My only comfort was that there was no connection between John O’Hara and Roland Gray, and therefore no way to link John to the attempt on Roland’s life. Hatch would not be able to prove that John committed both acts, and he’d look ridiculous if he tried to claim that the two events were unrelated. Also, and I smiled remembering this, neither John nor Mack were very good shots. It was a joke in the department that the two best investigators on the force had to tackle fleeing felons because they’d never be able to bring them down any other way. For his birthday one year, Shannon had John’s worst target practice sheet framed. She’d hung it in their bathroom. “To remind him to be careful when he’s out there fighting the bad guys,” she’d said.
Although the water that poured over me was still hot, I thought of something that sent an instant chill through my body.
What if Hatch came up with the theory that John shot at Roland in order to throw the police off, because he knew that there was nothing at all connecting him to Roland.
But that didn’t make sense to me. Unless he had been following Roland around, John couldn’t know he would be at Caffeine an’ Stuff, or that he’d be sitting at a table in front of the window. And how could he have found the right sniper perch across the street in only a few minutes?
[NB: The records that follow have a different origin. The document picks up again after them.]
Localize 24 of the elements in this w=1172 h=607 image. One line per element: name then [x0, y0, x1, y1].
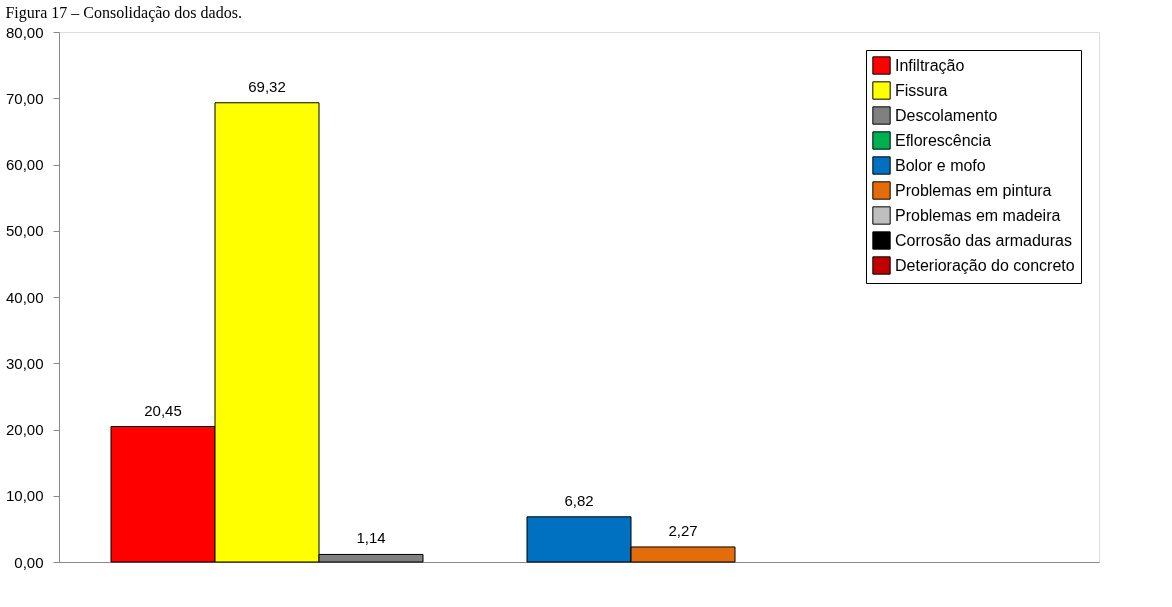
data-label: 20,45 [144, 401, 182, 419]
legend-label: Infiltração [895, 56, 965, 74]
y-tick-label: 0,00 [14, 553, 44, 571]
y-tick-label: 60,00 [5, 156, 44, 173]
chart-title: Figura 17 – Consolidação dos dados. [5, 4, 242, 22]
y-tick-label: 70,00 [5, 89, 44, 107]
data-label: 6,82 [564, 491, 594, 509]
legend-label: Descolamento [895, 106, 998, 124]
legend-label: Deterioração do concreto [895, 256, 1075, 274]
y-tick-label: 10,00 [5, 487, 44, 505]
y-tick-label: 30,00 [5, 354, 44, 372]
data-label: 2,27 [668, 521, 698, 539]
y-tick-label: 50,00 [5, 222, 44, 240]
y-tick-label: 20,00 [5, 421, 44, 438]
legend-label: Problemas em madeira [895, 206, 1061, 224]
y-tick-label: 40,00 [5, 288, 44, 306]
data-label: 1,14 [356, 529, 386, 547]
legend-label: Eflorescência [895, 131, 992, 149]
legend-label: Problemas em pintura [895, 181, 1052, 199]
legend-label: Corrosão das armaduras [895, 231, 1072, 249]
y-tick-label: 80,00 [5, 23, 44, 41]
data-label: 69,32 [248, 77, 286, 95]
legend-label: Bolor e mofo [895, 156, 986, 174]
legend-label: Fissura [895, 81, 948, 99]
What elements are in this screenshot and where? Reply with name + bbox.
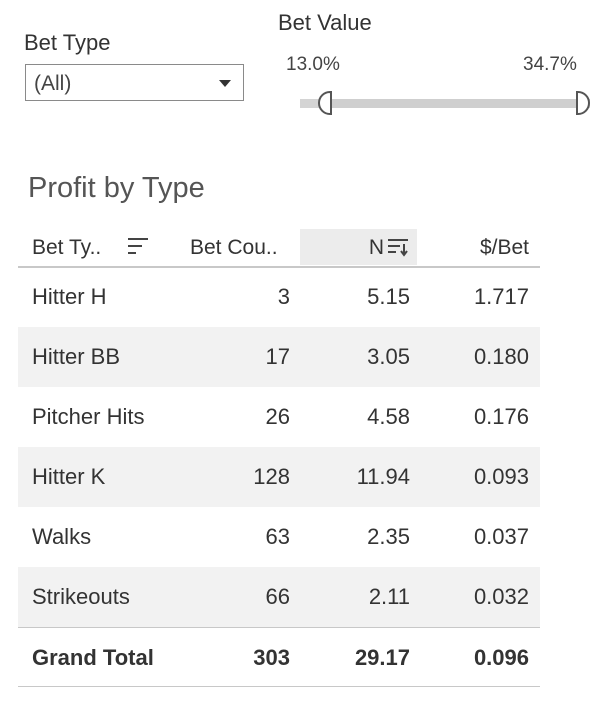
cell-bet-count: 128: [253, 464, 290, 489]
chevron-down-icon: [219, 80, 231, 87]
cell-net: 2.11: [368, 584, 410, 609]
cell-net: 3.05: [367, 344, 410, 369]
column-header-per-bet[interactable]: $/Bet: [479, 236, 529, 259]
cell-per-bet: 1.717: [473, 284, 529, 309]
cell-per-bet: 0.032: [473, 584, 529, 609]
bet-value-filter-title: Bet Value: [278, 10, 372, 35]
cell-bet-type: Walks: [32, 524, 92, 549]
cell-per-bet: 0.180: [473, 344, 529, 369]
total-divider: [18, 627, 540, 628]
cell-net: 2.35: [367, 524, 410, 549]
cell-bet-count: 17: [265, 344, 290, 369]
bet-type-dropdown[interactable]: (All): [25, 64, 244, 101]
table-row[interactable]: Hitter H 3 5.15 1.717: [18, 267, 540, 327]
cell-bet-count: 66: [265, 584, 290, 609]
cell-total-label: Grand Total: [32, 645, 154, 670]
header-divider: [18, 266, 540, 268]
grand-total-row[interactable]: Grand Total 303 29.17 0.096: [18, 628, 540, 688]
table-row[interactable]: Hitter BB 17 3.05 0.180: [18, 327, 540, 387]
bet-value-max-label: 34.7%: [523, 54, 577, 75]
cell-bet-count: 63: [265, 524, 290, 549]
net-header-label: N: [368, 236, 384, 259]
bet-value-min-label: 13.0%: [286, 54, 340, 75]
cell-per-bet: 0.176: [473, 404, 529, 429]
cell-net: 11.94: [356, 464, 410, 489]
sort-descending-icon[interactable]: [388, 237, 410, 257]
column-header-bet-type[interactable]: Bet Ty..: [32, 236, 102, 259]
bet-type-filter-title: Bet Type: [24, 30, 111, 55]
column-header-net[interactable]: N: [300, 229, 410, 266]
cell-bet-count: 3: [277, 284, 290, 309]
cell-bet-type: Hitter K: [32, 464, 106, 489]
table-title: Profit by Type: [28, 172, 205, 204]
bet-value-slider-range: [326, 99, 578, 108]
cell-bet-type: Pitcher Hits: [32, 404, 145, 429]
table-header: Bet Ty.. Bet Cou.. N $/Bet: [18, 229, 540, 267]
cell-bet-count: 26: [265, 404, 290, 429]
table-row[interactable]: Pitcher Hits 26 4.58 0.176: [18, 387, 540, 447]
cell-net: 4.58: [367, 404, 410, 429]
bet-value-min-handle[interactable]: [318, 91, 332, 115]
cell-bet-type: Hitter H: [32, 284, 107, 309]
cell-bet-type: Hitter BB: [32, 344, 121, 369]
cell-total-count: 303: [253, 645, 290, 670]
bet-type-selected-value: (All): [34, 72, 72, 95]
table-bottom-border: [18, 686, 540, 687]
table-row[interactable]: Strikeouts 66 2.11 0.032: [18, 567, 540, 627]
cell-bet-type: Strikeouts: [32, 584, 130, 609]
cell-total-net: 29.17: [354, 645, 410, 670]
cell-total-per-bet: 0.096: [473, 645, 529, 670]
cell-per-bet: 0.037: [473, 524, 529, 549]
sort-descending-icon[interactable]: [128, 237, 148, 255]
table-row[interactable]: Walks 63 2.35 0.037: [18, 507, 540, 567]
column-header-bet-count[interactable]: Bet Cou..: [190, 236, 278, 259]
cell-net: 5.15: [367, 284, 410, 309]
table-row[interactable]: Hitter K 128 11.94 0.093: [18, 447, 540, 507]
bet-value-max-handle[interactable]: [576, 91, 590, 115]
cell-per-bet: 0.093: [473, 464, 529, 489]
No, Hatch couldn’t believe he’d be able to sell so wild an idea.
The comfort the realization gave me didn’t last long when I remembered that Hatch didn’t have to answer all the questions in an investigation—just enough for the DA to get an indictment and bring a case to trial. During the trial a good defense attorney could blast holes in the state’s case, but by then John’s career would be ruined. The ordeal of an arrest and a trial could send Shannon into a relapse, and Eileen might never get over the guilt she would feel for the damage her affair with Ingram had done to her family.
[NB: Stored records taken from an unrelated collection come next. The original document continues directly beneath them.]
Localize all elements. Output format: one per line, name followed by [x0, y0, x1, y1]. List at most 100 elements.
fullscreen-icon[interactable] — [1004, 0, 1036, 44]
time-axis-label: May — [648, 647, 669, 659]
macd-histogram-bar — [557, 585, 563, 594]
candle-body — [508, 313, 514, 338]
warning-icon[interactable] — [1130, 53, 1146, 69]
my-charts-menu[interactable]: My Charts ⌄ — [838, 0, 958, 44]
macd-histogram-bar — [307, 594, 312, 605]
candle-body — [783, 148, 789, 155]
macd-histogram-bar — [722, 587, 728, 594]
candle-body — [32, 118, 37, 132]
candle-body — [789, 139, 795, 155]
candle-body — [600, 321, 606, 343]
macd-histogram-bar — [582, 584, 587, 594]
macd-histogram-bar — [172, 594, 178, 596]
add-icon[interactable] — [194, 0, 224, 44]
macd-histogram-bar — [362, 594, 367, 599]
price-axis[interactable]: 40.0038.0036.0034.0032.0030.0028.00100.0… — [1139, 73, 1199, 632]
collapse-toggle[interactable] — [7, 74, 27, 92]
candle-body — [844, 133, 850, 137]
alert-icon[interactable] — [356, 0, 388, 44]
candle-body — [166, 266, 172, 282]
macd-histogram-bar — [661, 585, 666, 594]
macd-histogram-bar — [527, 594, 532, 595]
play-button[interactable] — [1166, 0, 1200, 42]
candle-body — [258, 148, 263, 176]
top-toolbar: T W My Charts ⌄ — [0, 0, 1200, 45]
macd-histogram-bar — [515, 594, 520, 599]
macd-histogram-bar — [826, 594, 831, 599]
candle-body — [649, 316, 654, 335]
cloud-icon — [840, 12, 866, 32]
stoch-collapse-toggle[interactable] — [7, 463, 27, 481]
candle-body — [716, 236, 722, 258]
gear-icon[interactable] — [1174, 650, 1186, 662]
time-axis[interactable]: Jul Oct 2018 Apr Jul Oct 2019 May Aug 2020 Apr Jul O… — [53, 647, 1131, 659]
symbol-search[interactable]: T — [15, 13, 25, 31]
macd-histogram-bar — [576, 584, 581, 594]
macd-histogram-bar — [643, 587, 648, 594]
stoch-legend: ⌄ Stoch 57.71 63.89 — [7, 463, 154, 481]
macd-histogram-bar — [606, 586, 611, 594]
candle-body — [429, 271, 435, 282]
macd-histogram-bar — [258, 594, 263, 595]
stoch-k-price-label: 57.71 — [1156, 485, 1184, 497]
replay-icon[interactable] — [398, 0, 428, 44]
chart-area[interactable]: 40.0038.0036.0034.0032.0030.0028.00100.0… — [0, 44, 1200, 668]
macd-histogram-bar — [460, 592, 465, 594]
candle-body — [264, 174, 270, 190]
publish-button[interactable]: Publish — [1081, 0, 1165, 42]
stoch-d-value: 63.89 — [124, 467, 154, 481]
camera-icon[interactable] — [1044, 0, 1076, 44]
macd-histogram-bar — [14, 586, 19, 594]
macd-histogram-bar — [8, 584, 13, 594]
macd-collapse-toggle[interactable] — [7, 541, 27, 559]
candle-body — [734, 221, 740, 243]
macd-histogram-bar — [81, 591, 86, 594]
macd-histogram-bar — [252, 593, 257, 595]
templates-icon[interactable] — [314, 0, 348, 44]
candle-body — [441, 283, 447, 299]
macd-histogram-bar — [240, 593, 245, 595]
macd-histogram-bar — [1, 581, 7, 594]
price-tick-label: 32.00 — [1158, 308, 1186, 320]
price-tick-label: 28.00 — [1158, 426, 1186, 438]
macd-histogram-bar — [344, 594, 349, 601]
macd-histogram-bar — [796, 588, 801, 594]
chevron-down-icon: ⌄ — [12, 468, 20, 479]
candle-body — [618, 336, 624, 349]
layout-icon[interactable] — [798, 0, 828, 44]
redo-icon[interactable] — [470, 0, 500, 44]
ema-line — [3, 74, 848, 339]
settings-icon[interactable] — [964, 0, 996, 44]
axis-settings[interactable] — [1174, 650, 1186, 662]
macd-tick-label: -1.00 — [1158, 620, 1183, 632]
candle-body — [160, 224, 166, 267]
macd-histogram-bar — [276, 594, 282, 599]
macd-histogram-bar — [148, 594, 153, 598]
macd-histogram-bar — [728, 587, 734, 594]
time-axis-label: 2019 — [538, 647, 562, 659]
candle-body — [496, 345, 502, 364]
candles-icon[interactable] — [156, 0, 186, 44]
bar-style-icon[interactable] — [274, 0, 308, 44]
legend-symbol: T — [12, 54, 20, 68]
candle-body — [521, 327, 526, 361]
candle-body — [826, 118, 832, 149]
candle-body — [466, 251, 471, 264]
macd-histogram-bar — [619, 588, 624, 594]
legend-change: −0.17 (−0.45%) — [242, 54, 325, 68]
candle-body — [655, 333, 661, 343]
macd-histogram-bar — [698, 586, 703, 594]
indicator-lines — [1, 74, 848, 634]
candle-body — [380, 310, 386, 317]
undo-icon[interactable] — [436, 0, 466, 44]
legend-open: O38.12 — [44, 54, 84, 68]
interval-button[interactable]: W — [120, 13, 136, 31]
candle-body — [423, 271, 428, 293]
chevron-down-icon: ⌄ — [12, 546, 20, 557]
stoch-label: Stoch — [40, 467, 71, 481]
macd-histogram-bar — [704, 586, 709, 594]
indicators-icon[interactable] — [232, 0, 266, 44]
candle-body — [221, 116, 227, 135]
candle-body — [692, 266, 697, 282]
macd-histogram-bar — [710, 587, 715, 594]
There was only one path out of this mess, and that was to find out who really killed Ingram and tried to kill Roland.
I turned off the water and got out of the shower. It was six PM by the ceramic poodle clock on my bathroom sink.
Saturday evening. I had no plans to go out, nor did I expect company. I wasn’t hungry because of all the food I’d tasted at the cooking school. After I dried off, I put on one of my oversized Bruce Lee T-shirts and a pair of pajama bottoms.
Next, I gathered up the two gala guest lists, the copies of the photos of those in attendance, a notepad, and pen; piled a stack of pillows against the headboard of my bed; and climbed in.
With Tuffy and Emma snuggled beside me, I made notes about the questions to which I needed answers. In a little while, a plan began to form in my mind.
It required a Summit Meeting.
I reached for the phone . . .
Sunday morning. It wasn’t going to be a day of rest.
Eileen had spent Saturday night at her parents’ house because she planned to take her mother to mass this morning, and then out to brunch with our Della’s Sweet Dreams manager, Walter Hovey. Shannon O’Hara loved Walter’s movie trivia stories. Eileen thought it would be good for her mother to have a few hours without worrying about what might happen to John.
At seven o’clock, just as I was taking a pan of fresh raspberry muffins out of the oven, the Summiteers began to arrive. First on the scene was Hugh Weaver. He’d barely crossed the threshold when we saw John drive up.